First, we need to create the robot. Run RoboWar or make sure you are in the Arena if you are already running RoboWar and choose New Robot… from the File menu. Give the new robot a name, say TopBot.
Notice that the robot is hilighted in the roster and that it appears in the bottom right corner as the selected robot. Now we must go to the drafting board and write the robot’s code. Go to the View menu and choose Drafting Board.

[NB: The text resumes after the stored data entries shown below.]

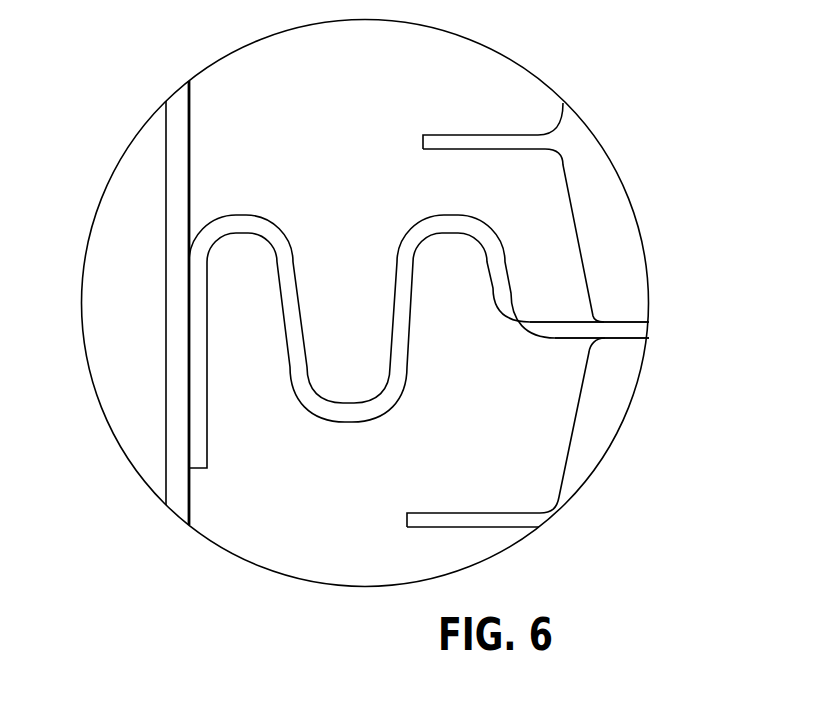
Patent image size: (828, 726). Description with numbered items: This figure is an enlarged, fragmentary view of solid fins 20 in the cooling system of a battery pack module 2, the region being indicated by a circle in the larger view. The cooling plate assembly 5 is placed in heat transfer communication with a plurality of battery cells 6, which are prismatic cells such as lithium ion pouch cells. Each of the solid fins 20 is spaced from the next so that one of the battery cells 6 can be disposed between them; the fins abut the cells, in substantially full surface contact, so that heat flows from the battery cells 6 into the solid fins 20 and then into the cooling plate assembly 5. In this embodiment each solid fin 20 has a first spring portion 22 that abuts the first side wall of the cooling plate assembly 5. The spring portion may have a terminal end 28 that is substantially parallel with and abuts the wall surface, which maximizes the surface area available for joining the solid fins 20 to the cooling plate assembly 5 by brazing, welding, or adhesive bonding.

The battery pack module 2 is at (652, 97).
The cooling plate assembly 5 is at (166, 362).
The battery cells 6 is at (598, 200).
The solid fins 20 is at (628, 321).
The first spring portion 22 is at (331, 162).
The terminal end 28 is at (172, 293).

The Drafting Board should have no code in it since we haven’t started the robot. Type in the following program:
# TopBot
# Written by <YourName> on <Date>
Start:
0 aim' store # point turret up
-4 speedy' store # start moving up
SeekTop:
range 0 > KillTarget if # shoot at target
y 30 < ReachedTop if # at top yet?
SeekTop jump # repeat
ReachedTop:
drop # return address
0 speedy' store # stop moving
90 aim' store # point gun right
MainLoop:
range 0 > KillTarget if # shoot at target
aim 5 + aim' store # rotate turret
aim 270 > RotateBack if # half circle
MainLoop jump # repeat forever
KillTarget:
20 fire' store # fire a bullet
return # and continue
RotateBack:
90 aim' store # point gun right
return
Check over the program to make sure you typed it properly. Then choose Compile from the View menu to compile the program. If Compile tells you that you have a bug in your program, check it again against the listing above and fix your mistake. When the program compiles properly, look at the statistics on the right. It should say that your program is 57 instructions long.
Now, let us go to the Hardware Store to add some features to the robot. Choose Hardware Store from the View menu. Looking at the window, note that, by default, the robot has a shield max of 50. However, since TopBot doesn’t use shields, we don’t need any shield max. Set it to 0 by clicking on the circle labeled Zilch under the Shield Max heading. That gives us six points so far on hardware. We can get three more.

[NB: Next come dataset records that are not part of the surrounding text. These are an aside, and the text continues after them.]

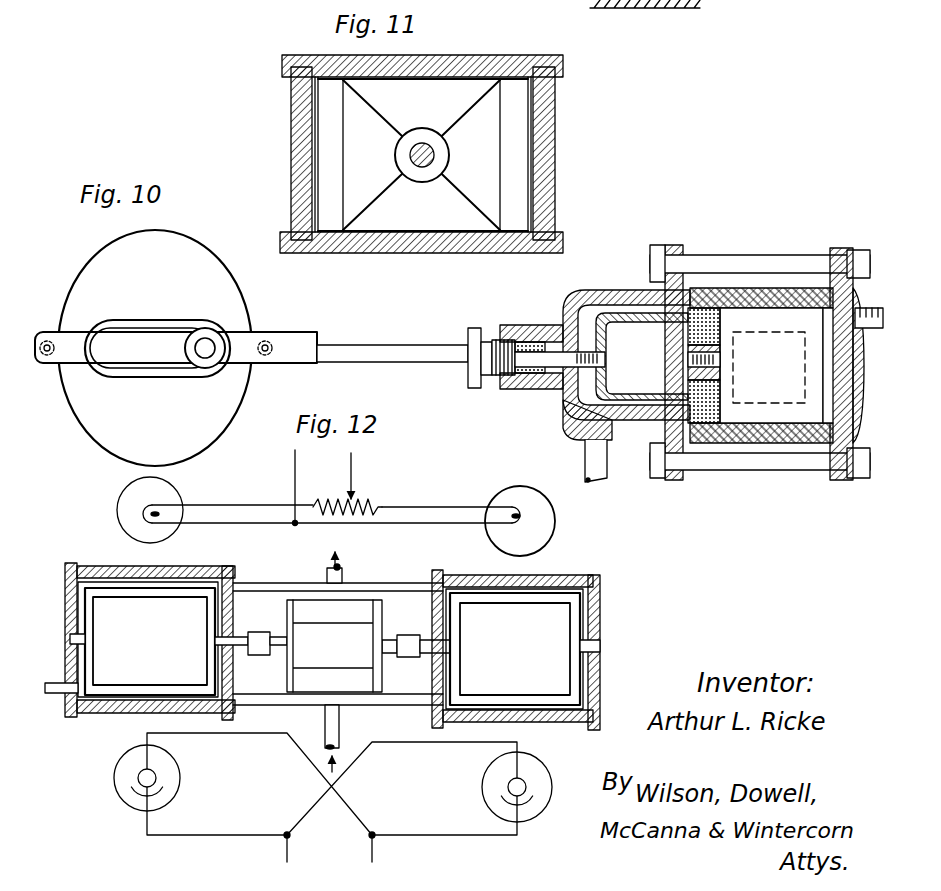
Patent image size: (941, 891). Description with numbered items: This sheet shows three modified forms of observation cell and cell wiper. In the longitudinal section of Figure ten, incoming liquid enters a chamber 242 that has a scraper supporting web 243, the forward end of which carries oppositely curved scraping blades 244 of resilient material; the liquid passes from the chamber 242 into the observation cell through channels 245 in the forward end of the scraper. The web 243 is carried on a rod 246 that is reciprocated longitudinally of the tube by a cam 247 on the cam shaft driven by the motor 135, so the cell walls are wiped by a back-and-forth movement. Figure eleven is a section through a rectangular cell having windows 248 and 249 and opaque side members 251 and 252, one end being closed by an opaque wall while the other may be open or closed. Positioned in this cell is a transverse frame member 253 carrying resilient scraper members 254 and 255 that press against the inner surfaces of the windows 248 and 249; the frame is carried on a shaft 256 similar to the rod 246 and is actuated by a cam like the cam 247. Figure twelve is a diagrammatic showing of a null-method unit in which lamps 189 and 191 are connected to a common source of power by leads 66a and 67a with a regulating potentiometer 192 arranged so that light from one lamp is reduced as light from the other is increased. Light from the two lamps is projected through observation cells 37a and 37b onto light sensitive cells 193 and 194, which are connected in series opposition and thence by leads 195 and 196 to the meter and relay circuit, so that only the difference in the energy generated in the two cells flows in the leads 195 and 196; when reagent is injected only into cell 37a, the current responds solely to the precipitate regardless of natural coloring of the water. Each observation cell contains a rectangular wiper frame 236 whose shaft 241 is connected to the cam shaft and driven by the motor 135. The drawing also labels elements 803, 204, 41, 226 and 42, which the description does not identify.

In FIG. 11, the opaque side member 251 is at (414, 64).
In FIG. 11, the opaque side member 252 is at (378, 248).
In FIG. 11, the window 249 is at (291, 111).
In FIG. 11, the window 248 is at (558, 103).
In FIG. 11, the resilient scraper member 255 is at (303, 152).
In FIG. 11, the resilient scraper member 254 is at (545, 135).
In FIG. 11, the transverse frame member 253 is at (423, 155).
In FIG. 11, the shaft 256 is at (418, 143).
In FIG. 10, the cam 247 is at (173, 252).
In FIG. 10, the rod 246 is at (365, 353).
In FIG. 10, the chamber 242 is at (569, 318).
In FIG. 10, the scraper supporting web 243 is at (630, 317).
In FIG. 10, the scraping blades 244 is at (712, 300).
In FIG. 10, the tie rod 803 is at (742, 290).
In FIG. 10, the cylinder 204 is at (770, 333).
In FIG. 10, the channels 245 is at (718, 336).
In FIG. 10, the pipe 41 is at (600, 466).
In FIG. 12, the pipe 41 is at (339, 723).
In FIG. 12, the lamp 189 is at (168, 494).
In FIG. 12, the lamp 191 is at (542, 528).
In FIG. 12, the regulating potentiometer 192 is at (372, 507).
In FIG. 12, the lead 67a is at (357, 466).
In FIG. 12, the lead 66a is at (295, 476).
In FIG. 12, the observation cell 37a is at (65, 600).
In FIG. 12, the observation cell 37b is at (600, 612).
In FIG. 12, the rectangular frame 236 is at (90, 659).
In FIG. 12, the inlet pipe 226 is at (55, 695).
In FIG. 12, the shaft 241 is at (240, 637).
In FIG. 12, the motor 135 is at (360, 612).
In FIG. 12, the outlet pipe 42 is at (341, 577).
In FIG. 12, the light sensitive cell 194 is at (114, 780).
In FIG. 12, the light sensitive cell 193 is at (482, 790).
In FIG. 12, the lead 195 is at (283, 851).
In FIG. 12, the lead 196 is at (378, 852).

Choose explosive bullets from the Bullets box. Then raise the Damage Max and the Energy Max to 150. Looking at the info on the right again, we see we now have spent all nine points. Return to the Arena by choosing Arena from the View menu.
Let us put in another copy of TopBot so that the two robots can battle. Be sure that TopBot is selected, then choose Duplicate from the File menu. This will put a second copy of TopBot in the Arena. Now click on the button labeled Battle. Watch the results! Try a few battles, then add some other pre-designed robots if any came with your copy of RoboWar. What are TopBot’s strengths? Weaknesses? How can its design be improved?
Now you are ready to design and construct your own robots. Look through the next two sections on operators and registers to learn about the full spectrum of robot capabilities. Then see what you can invent! I would love to see your best creations or watch them compete in a RoboWar tournament.